Somos humanos, y repetiremos nuestros errores. Pero será diferente, ya el azar o el desconocimiento tendrán menos peso, ni siquiera podremos utilizarlos como excusa sin bajar la mirada.
No nos anclemos nunca a un pasado, a un xa foi, ni nos martiricemos con lo que nos pasó ni lo utilicemos como martilogio. Tempus fuxit, carpe diem.
No tengamos el pasado siempre como referencia, como lastre, como ancla que nos impida avanzar y crecer, como excusa. Sepamos que está ahí, sin más, poco más podemos hacer.
Por eso, todas las iniciativas que nos traen al presente el pasado, especialmente las que no opinan ni dan su versión personal, nunca objetiva, son buenas, necesarias. Especialmente en los temas más controvertidos, los que algo nos tocan a todos.

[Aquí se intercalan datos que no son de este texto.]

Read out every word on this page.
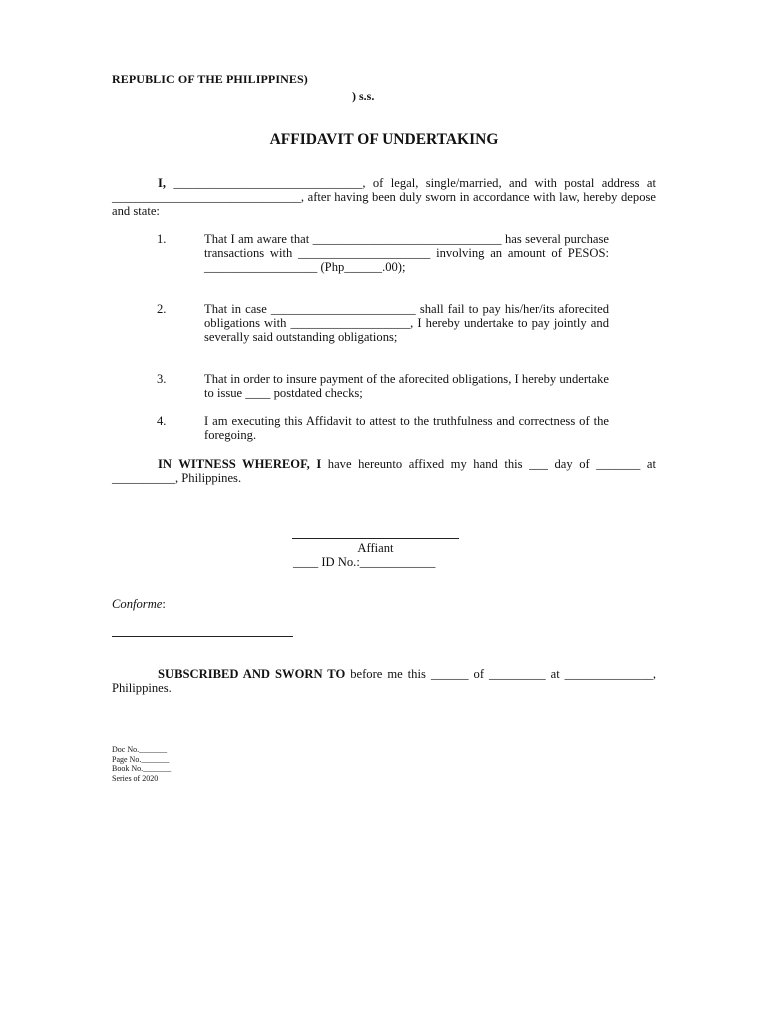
REPUBLIC OF THE PHILIPPINES)
) s.s.
AFFIDAVIT OF UNDERTAKING
I, ______________________________, of legal, single/married, and with postal address at ______________________________, after having been duly sworn in accordance with law, hereby depose and state:
1.	That I am aware that ______________________________ has several purchase transactions with _____________________ involving an amount of PESOS: __________________ (Php______.00);
2.	That in case _______________________ shall fail to pay his/her/its aforecited obligations with ___________________, I hereby undertake to pay jointly and severally said outstanding obligations;
3.	That in order to insure payment of the aforecited obligations, I hereby undertake to issue ____ postdated checks;
4.	I am executing this Affidavit to attest to the truthfulness and correctness of the foregoing.
IN WITNESS WHEREOF, I have hereunto affixed my hand this ___ day of _______ at __________, Philippines.
Affiant
____ ID No.:____________
Conforme:
SUBSCRIBED AND SWORN TO before me this ______ of _________ at ______________, Philippines.
Doc No._______
Page No._______
Book No._______
Series of 2020
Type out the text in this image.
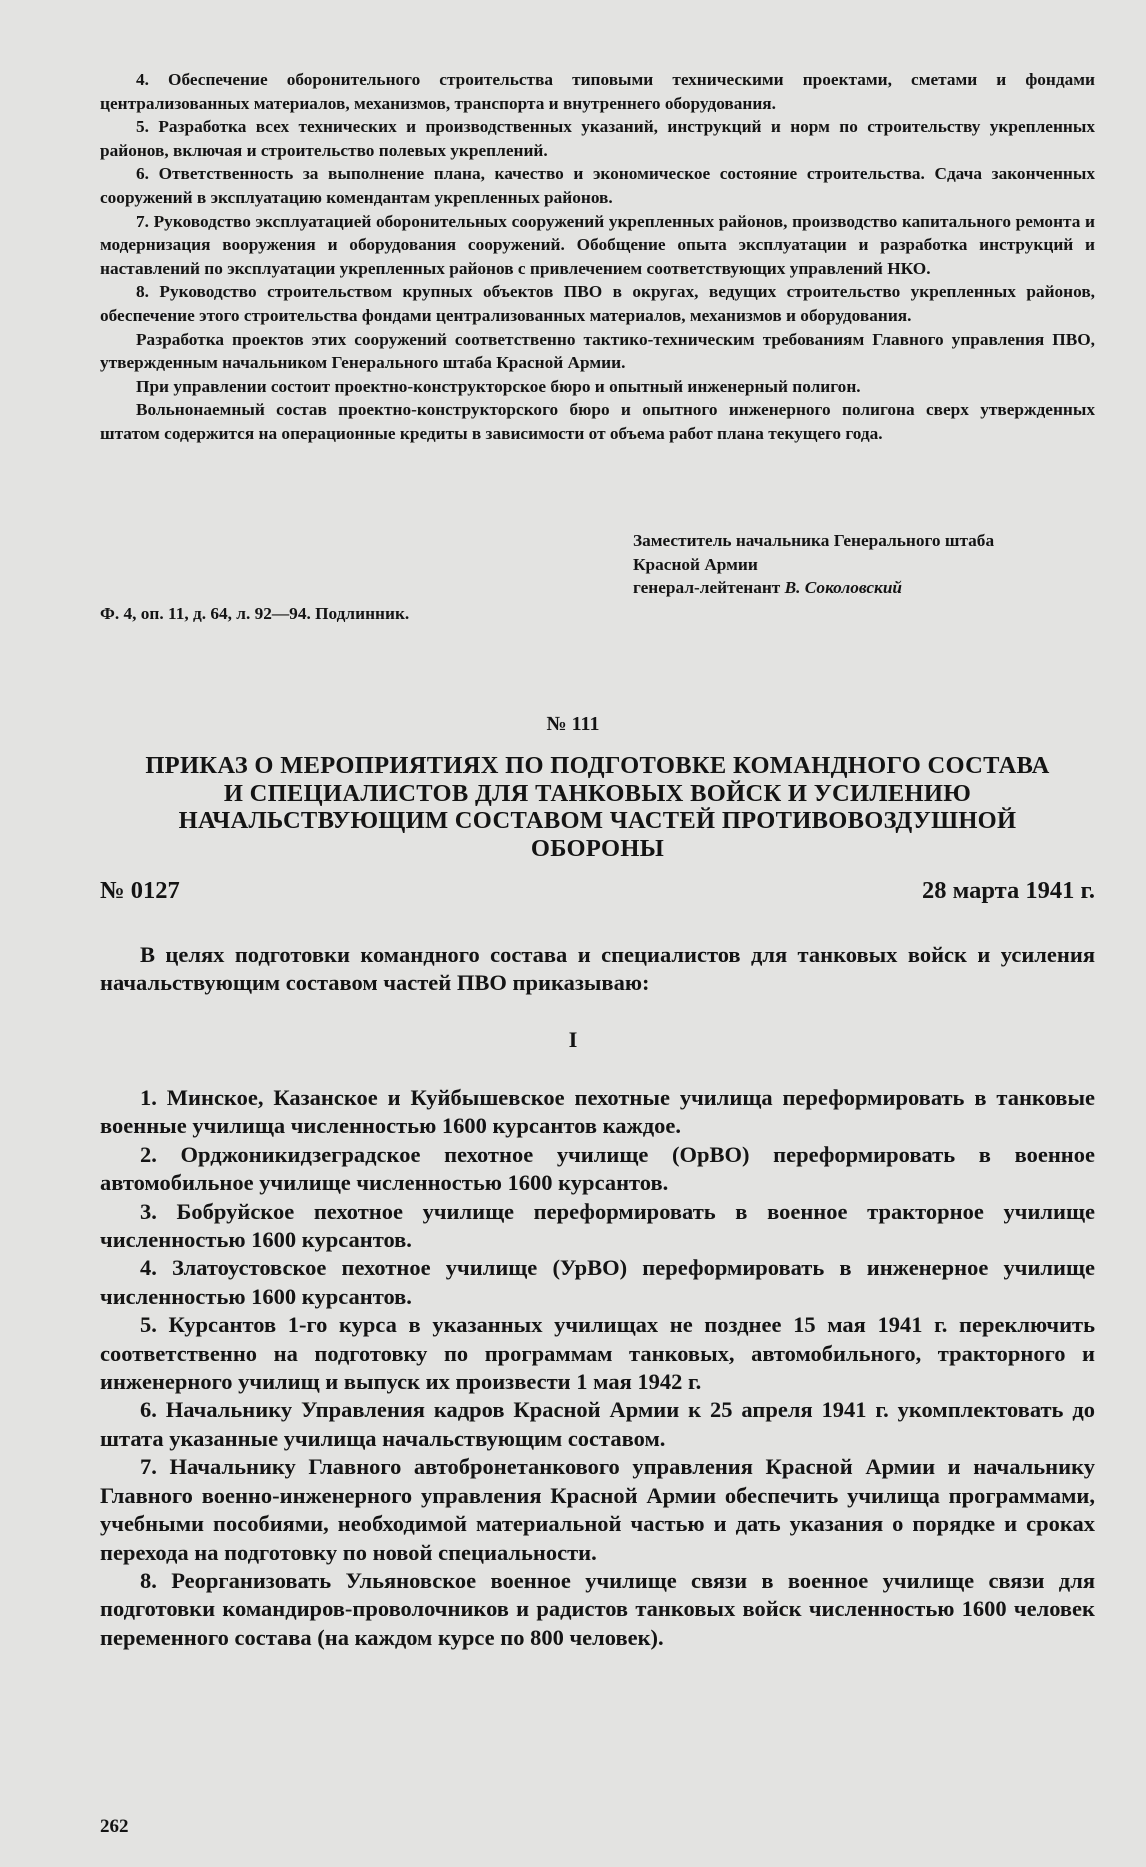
4. Обеспечение оборонительного строительства типовыми техническими проектами, сметами и фондами централизованных материалов, механизмов, транспорта и внутреннего оборудования.

5. Разработка всех технических и производственных указаний, инструкций и норм по строительству укрепленных районов, включая и строительство полевых укреплений.

6. Ответственность за выполнение плана, качество и экономическое состояние строительства. Сдача законченных сооружений в эксплуатацию комендантам укрепленных районов.

7. Руководство эксплуатацией оборонительных сооружений укрепленных районов, производство капитального ремонта и модернизация вооружения и оборудования сооружений. Обобщение опыта эксплуатации и разработка инструкций и наставлений по эксплуатации укрепленных районов с привлечением соответствующих управлений НКО.

8. Руководство строительством крупных объектов ПВО в округах, ведущих строительство укрепленных районов, обеспечение этого строительства фондами централизованных материалов, механизмов и оборудования.

Разработка проектов этих сооружений соответственно тактико-техническим требованиям Главного управления ПВО, утвержденным начальником Генерального штаба Красной Армии.

При управлении состоит проектно-конструкторское бюро и опытный инженерный полигон.

Вольнонаемный состав проектно-конструкторского бюро и опытного инженерного полигона сверх утвержденных штатом содержится на операционные кредиты в зависимости от объема работ плана текущего года.

Заместитель начальника Генерального штаба
Красной Армии
генерал-лейтенант В. Соколовский
Ф. 4, оп. 11, д. 64, л. 92—94. Подлинник.
№ 111
ПРИКАЗ О МЕРОПРИЯТИЯХ ПО ПОДГОТОВКЕ КОМАНДНОГО СОСТАВА
И СПЕЦИАЛИСТОВ ДЛЯ ТАНКОВЫХ ВОЙСК И УСИЛЕНИЮ
НАЧАЛЬСТВУЮЩИМ СОСТАВОМ ЧАСТЕЙ ПРОТИВОВОЗДУШНОЙ
ОБОРОНЫ
№ 0127	28 марта 1941 г.

В целях подготовки командного состава и специалистов для танковых войск и усиления начальствующим составом частей ПВО приказываю:

I

1. Минское, Казанское и Куйбышевское пехотные училища переформировать в танковые военные училища численностью 1600 курсантов каждое.

2. Орджоникидзеградское пехотное училище (ОрВО) переформировать в военное автомобильное училище численностью 1600 курсантов.

3. Бобруйское пехотное училище переформировать в военное тракторное училище численностью 1600 курсантов.

4. Златоустовское пехотное училище (УрВО) переформировать в инженерное училище численностью 1600 курсантов.

5. Курсантов 1-го курса в указанных училищах не позднее 15 мая 1941 г. переключить соответственно на подготовку по программам танковых, автомобильного, тракторного и инженерного училищ и выпуск их произвести 1 мая 1942 г.

6. Начальнику Управления кадров Красной Армии к 25 апреля 1941 г. укомплектовать до штата указанные училища начальствующим составом.

7. Начальнику Главного автобронетанкового управления Красной Армии и начальнику Главного военно-инженерного управления Красной Армии обеспечить училища программами, учебными пособиями, необходимой материальной частью и дать указания о порядке и сроках перехода на подготовку по новой специальности.

8. Реорганизовать Ульяновское военное училище связи в военное училище связи для подготовки командиров-проволочников и радистов танковых войск численностью 1600 человек переменного состава (на каждом курсе по 800 человек).

262
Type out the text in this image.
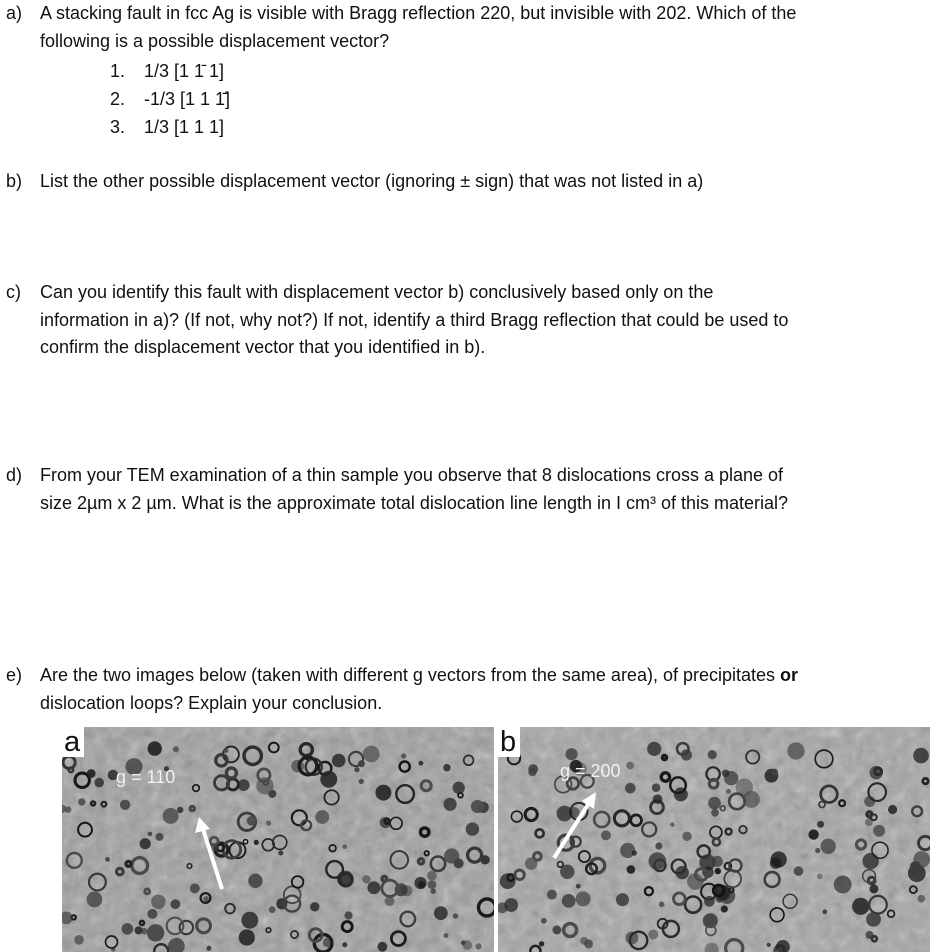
a) A stacking fault in fcc Ag is visible with Bragg reflection 220, but invisible with 202. Which of the
following is a possible displacement vector?
1.	1/3 [1 1̄ 1]
2.	-1/3 [1 1 1̄]
3.	1/3 [1 1 1]
b) List the other possible displacement vector (ignoring ± sign) that was not listed in a)
c) Can you identify this fault with displacement vector b) conclusively based only on the
information in a)? (If not, why not?) If not, identify a third Bragg reflection that could be used to
confirm the displacement vector that you identified in b).
d) From your TEM examination of a thin sample you observe that 8 dislocations cross a plane of
size 2µm x 2 µm. What is the approximate total dislocation line length in I cm³ of this material?
e) Are the two images below (taken with different g vectors from the same area), of precipitates or
dislocation loops? Explain your conclusion.
a
g = 110
b
g = 200
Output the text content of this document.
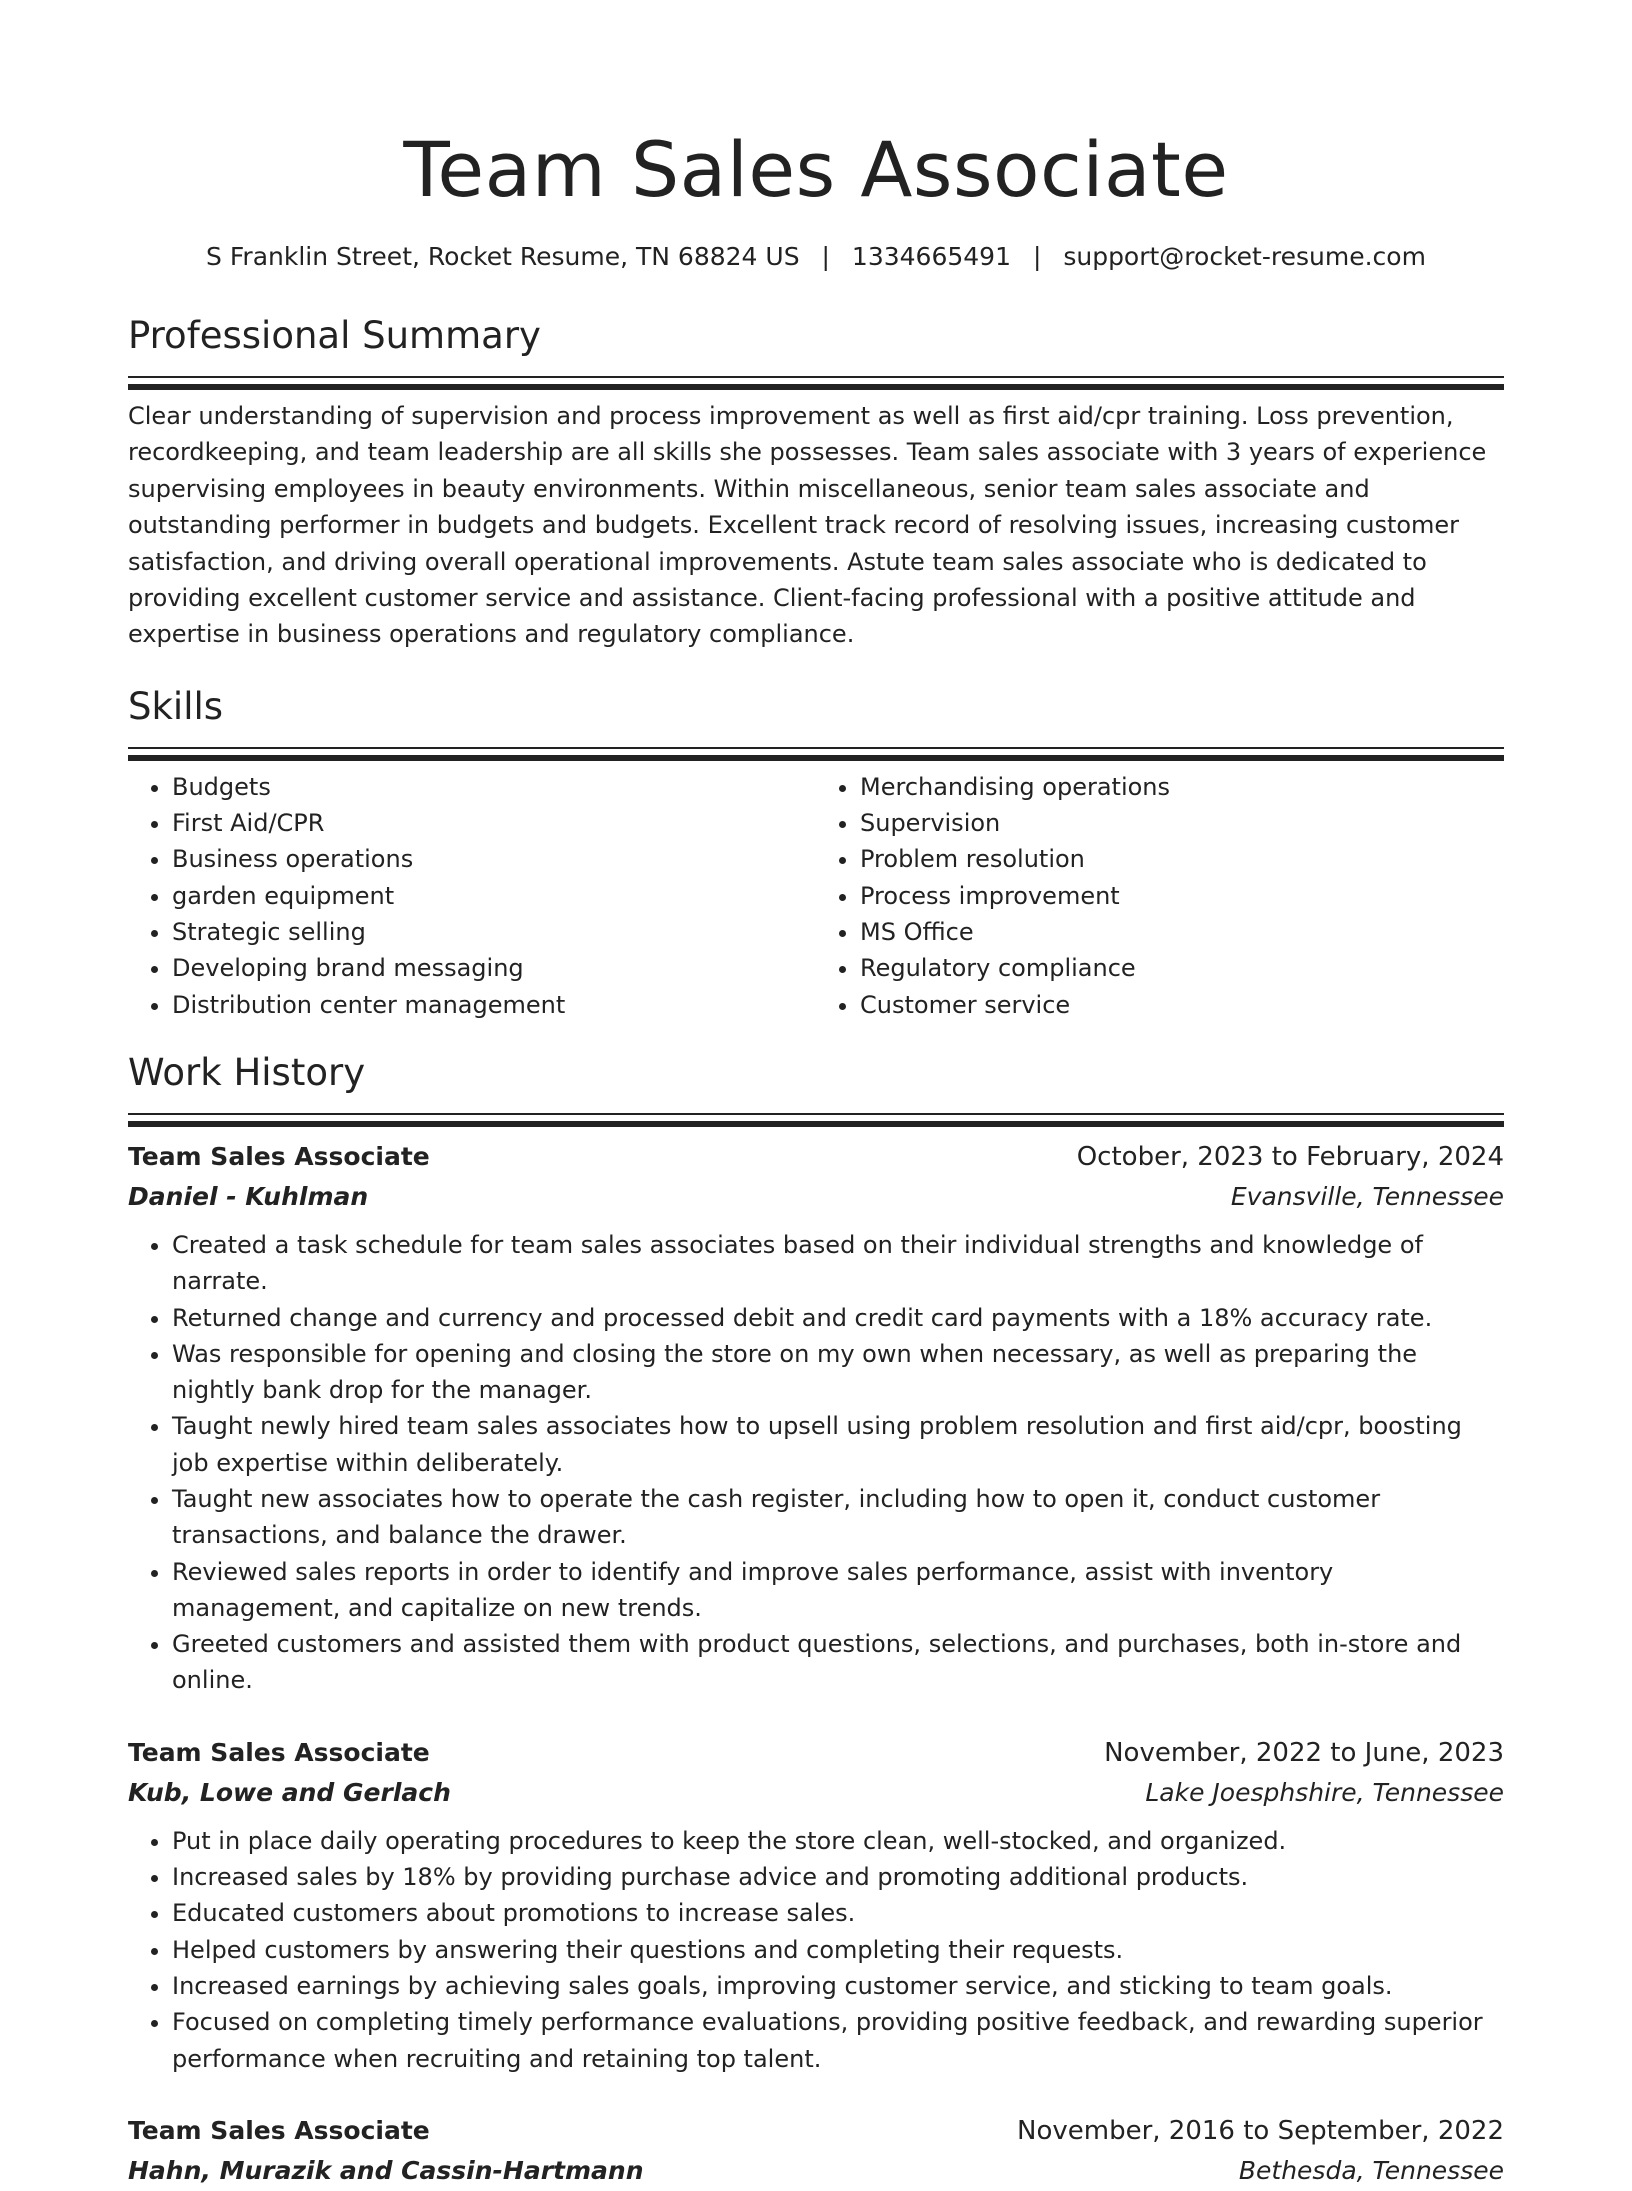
Team Sales Associate
S Franklin Street, Rocket Resume, TN 68824 US | 1334665491 | support@rocket-resume.com
Professional Summary

Clear understanding of supervision and process improvement as well as first aid/cpr training. Loss prevention, recordkeeping, and team leadership are all skills she possesses. Team sales associate with 3 years of experience supervising employees in beauty environments. Within miscellaneous, senior team sales associate and outstanding performer in budgets and budgets. Excellent track record of resolving issues, increasing customer satisfaction, and driving overall operational improvements. Astute team sales associate who is dedicated to providing excellent customer service and assistance. Client-facing professional with a positive attitude and expertise in business operations and regulatory compliance.

Skills
• Budgets
• First Aid/CPR
• Business operations
• garden equipment
• Strategic selling
• Developing brand messaging
• Distribution center management
• Merchandising operations
• Supervision
• Problem resolution
• Process improvement
• MS Office
• Regulatory compliance
• Customer service
Work History
Team Sales Associate	October, 2023 to February, 2024
Daniel - Kuhlman	Evansville, Tennessee
• Created a task schedule for team sales associates based on their individual strengths and knowledge of narrate.
• Returned change and currency and processed debit and credit card payments with a 18% accuracy rate.
• Was responsible for opening and closing the store on my own when necessary, as well as preparing the nightly bank drop for the manager.
• Taught newly hired team sales associates how to upsell using problem resolution and first aid/cpr, boosting job expertise within deliberately.
• Taught new associates how to operate the cash register, including how to open it, conduct customer transactions, and balance the drawer.
• Reviewed sales reports in order to identify and improve sales performance, assist with inventory management, and capitalize on new trends.
• Greeted customers and assisted them with product questions, selections, and purchases, both in-store and online.
Team Sales Associate	November, 2022 to June, 2023
Kub, Lowe and Gerlach	Lake Joesphshire, Tennessee
• Put in place daily operating procedures to keep the store clean, well-stocked, and organized.
• Increased sales by 18% by providing purchase advice and promoting additional products.
• Educated customers about promotions to increase sales.
• Helped customers by answering their questions and completing their requests.
• Increased earnings by achieving sales goals, improving customer service, and sticking to team goals.
• Focused on completing timely performance evaluations, providing positive feedback, and rewarding superior performance when recruiting and retaining top talent.
Team Sales Associate	November, 2016 to September, 2022
Hahn, Murazik and Cassin-Hartmann	Bethesda, Tennessee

Es el caso de la denominada “memoria histórica”, un tema que, por eso, nos incumbe a todos, y todos opinamos al respecto.
Hoy la noticia es que la Diputación de Ourense incluye en su web una amplia base de datos sobre la represión franquista, digo fascista, en la provincia. Seguro que todos encontraremos algún familiar nuestro a poco que busquemos.
¿Mi opinión? Los parvos son los que piensan que don José Blanco es Pepiño Blanco. Porque mientras se ríen de él –como en su día de Alfonso Guerra, pero a otro nivel-, él, como buen gallego de interior, se ríe de todos nosotros. Porque mientras se discute y polemiza sobre la memoria histórica, o sobre él, futuro ministro por si acaso, no se discute sobre otros temas más delicados.Y que es una realidad que la ley de memoria histórica irrita a unos colectivos más que a otros. Por algo será. (Conoceréis a las personas más por sus enemigos que por sus amigos o partidarios, lo aprendí de mi amigo Miguel, un guiño).
Pero sobre todo, y es mi tercera opinión al respecto, divulgar el pasado, sin sesgo doctrinal ni interpretaciones torticeras, nunca es malo. Es necesario tener un referente de nuestra historia en algún lado, en todos los sentidos de la vida, incluido, o especialmente, en el de las relaciones personales. Para que, al menos, intentemos evitar volver a equivocarnos en lo que más nos importa.
Ourens@n dixit. (Ita misa est. Amén).
1 comentario:
Veo ahora que parece una constante lanzar el tema central, aparentemente diluido, en la última frase...intentemos evitar volver a equivocarnos en lo que más nos importa.
Tampoco la imagen de Castelao (la última lección del maestro) era casual.